O paulista Carlos Augusto Manço, de 90 anos, acaba de entrar para a faculdade de arquitetura

Por Carlos Augusto Manço
Atualizado em 30 mar 2018, 06h00 - Publicado em 30 mar 2018, 06h00

Tem a “Di menó”, uma menina de 17 anos, a Codorninha, o Sedução, e eu sou o Juventude. Os veteranos me deram a plaquinha de papelão com esse apelido no primeiro dia de aula do curso de arquitetura no Centro Universitário Barão de Mauá, aqui em Ribeirão Preto. É o trote dos calouros, então temos de pendurar a folha no pescoço em todas as aulas. Muitos já pararam de usar, mas vou esperar até que me mandem tirar a minha. Sou desenhista por formação técnica. A vida inteira trabalhei como um profissional da área de construção, mas não tinha o diploma universitário. Agora, aos 90 anos, decidi prestar vestibular para buscar o título. A prova não foi difícil. Adoro ver artigos acadêmicos e, dias antes do exame, li um sobre consumismo — justamente o tema que caiu na redação. Dei sorte.

Eu me iniciei na atividade de desenhista aos 22 anos. Passei 35 anos trabalhando na Universidade de São Paulo. Uma das tarefas que recebi na USP foi transformar a maternidade mantida pela indústria de açúcar Sinhá Junqueira no Hospital das Clínicas. Uma adaptação gigantesca. Tivemos de desmanchar um canto, construir outro, ampliar, converter salas em consultórios, centro cirúrgico, laboratórios de esterilização. Eu desenhava e, claro, o engenheiro revisava e assinava o projeto final. Era uma dificuldade imensa, porque eu só sabia desenhar casas, mas precisei enfrentar uma porção de outras situações.

Comecei a pensar em frequentar a universidade muitos anos atrás, mas acabei protelando, porque surgiram outros compromissos financeiros, como a faculdade da minha esposa, Nice, que morreu faz dez meses. Nós tivemos quatro filhos. Primeiro, a Lúcia e o Carlito. Tempos depois, o cacique de uma tribo xavante da Serra do Roncador, em Mato Grosso, que era amigo de um amigo, me procurou. Ele trouxe um menino aqui na porta para eu e a Nice criarmos, ensinarmos a ler, a fazer conta. A ideia era que, depois que ele aprendesse tudo, voltasse para a aldeia, a fim de ajudar no cultivo de arroz. Seu nome era Wauenru Otomopá, mas adotou o nome de Roberto. Mais tarde veio também o Paulo, que virou cacique. Os dois foram embora para a tribo ao completar 14 anos, para se casar. Cada um tem duas mulheres hoje. Eles dizem que os filhos deles são meus netos. Somando, deve dar umas vinte crianças. E ainda tenho oito netos e quatro bisnetos dos dois primeiros filhos. Quando vem todo mundo aqui, até tiro meu aparelho de surdez. É muito barulho.

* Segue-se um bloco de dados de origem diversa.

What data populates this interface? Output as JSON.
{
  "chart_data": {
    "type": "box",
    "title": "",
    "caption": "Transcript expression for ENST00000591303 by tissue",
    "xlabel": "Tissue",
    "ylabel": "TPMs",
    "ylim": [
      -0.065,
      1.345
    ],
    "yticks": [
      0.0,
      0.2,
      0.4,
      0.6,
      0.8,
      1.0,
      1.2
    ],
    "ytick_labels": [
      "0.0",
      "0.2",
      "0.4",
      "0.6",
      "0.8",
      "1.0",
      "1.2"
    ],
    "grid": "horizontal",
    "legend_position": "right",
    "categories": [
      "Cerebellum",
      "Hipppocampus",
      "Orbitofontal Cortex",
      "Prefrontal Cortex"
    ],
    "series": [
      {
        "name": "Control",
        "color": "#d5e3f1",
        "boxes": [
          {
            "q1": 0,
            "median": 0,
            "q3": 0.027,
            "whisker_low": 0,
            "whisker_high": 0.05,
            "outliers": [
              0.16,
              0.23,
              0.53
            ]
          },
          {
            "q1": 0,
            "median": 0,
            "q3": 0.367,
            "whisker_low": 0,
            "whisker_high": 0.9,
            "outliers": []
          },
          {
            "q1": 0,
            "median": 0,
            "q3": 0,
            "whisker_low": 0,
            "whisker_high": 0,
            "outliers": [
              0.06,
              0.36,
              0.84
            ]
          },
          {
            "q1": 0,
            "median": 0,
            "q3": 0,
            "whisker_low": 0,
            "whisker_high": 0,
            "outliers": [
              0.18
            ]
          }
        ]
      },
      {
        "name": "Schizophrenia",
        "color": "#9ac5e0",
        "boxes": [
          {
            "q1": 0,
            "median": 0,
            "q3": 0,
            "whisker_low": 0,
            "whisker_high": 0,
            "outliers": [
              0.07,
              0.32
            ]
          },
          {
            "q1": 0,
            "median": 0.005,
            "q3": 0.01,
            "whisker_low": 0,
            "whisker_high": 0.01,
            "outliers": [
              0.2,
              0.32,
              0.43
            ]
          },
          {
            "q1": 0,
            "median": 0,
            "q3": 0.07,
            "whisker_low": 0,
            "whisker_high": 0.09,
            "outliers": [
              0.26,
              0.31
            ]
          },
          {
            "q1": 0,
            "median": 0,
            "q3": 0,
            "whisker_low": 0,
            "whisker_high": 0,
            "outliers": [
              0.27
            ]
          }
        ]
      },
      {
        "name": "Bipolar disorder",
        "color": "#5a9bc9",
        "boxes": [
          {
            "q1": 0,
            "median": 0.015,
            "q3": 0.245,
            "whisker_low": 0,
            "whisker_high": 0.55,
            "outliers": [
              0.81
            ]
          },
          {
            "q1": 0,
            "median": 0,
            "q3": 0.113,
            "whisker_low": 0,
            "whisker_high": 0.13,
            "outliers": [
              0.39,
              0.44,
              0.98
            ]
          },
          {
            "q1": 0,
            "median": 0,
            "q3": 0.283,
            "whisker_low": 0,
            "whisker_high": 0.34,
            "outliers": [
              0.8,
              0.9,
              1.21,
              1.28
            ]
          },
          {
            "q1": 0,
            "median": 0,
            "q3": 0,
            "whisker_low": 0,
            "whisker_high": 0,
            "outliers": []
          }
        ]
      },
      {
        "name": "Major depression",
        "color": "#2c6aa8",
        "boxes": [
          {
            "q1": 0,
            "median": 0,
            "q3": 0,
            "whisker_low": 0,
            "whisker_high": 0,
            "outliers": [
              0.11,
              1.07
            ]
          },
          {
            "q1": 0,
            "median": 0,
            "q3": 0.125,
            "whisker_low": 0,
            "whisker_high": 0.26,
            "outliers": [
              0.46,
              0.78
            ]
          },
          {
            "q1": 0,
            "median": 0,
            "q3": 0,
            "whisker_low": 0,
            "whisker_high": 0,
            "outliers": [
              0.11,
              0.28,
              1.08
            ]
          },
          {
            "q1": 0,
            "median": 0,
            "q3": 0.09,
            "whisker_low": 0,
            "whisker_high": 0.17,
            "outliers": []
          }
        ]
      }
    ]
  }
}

Nem sei se vou conseguir chegar ao fim da faculdade. É duro estar aposentado desde os 56 anos e voltar a exigir do raciocínio. Em aulas teóricas, usam uns termos que nem sempre entendo. Na parte prática, sei mais do que estão ensinando, mas não fico me gabando. Quando os professores perguntam se tenho a habilidade de fazer tal coisa, finjo que só conheço mais ou menos. Dia desses, um professor pediu que eu desse assistência à menina que estava sentada ao meu lado, e ensinei a ela como usar o compasso — a ponta “cega” fica fixa no papel, e a outra gira em volta, riscando um círculo.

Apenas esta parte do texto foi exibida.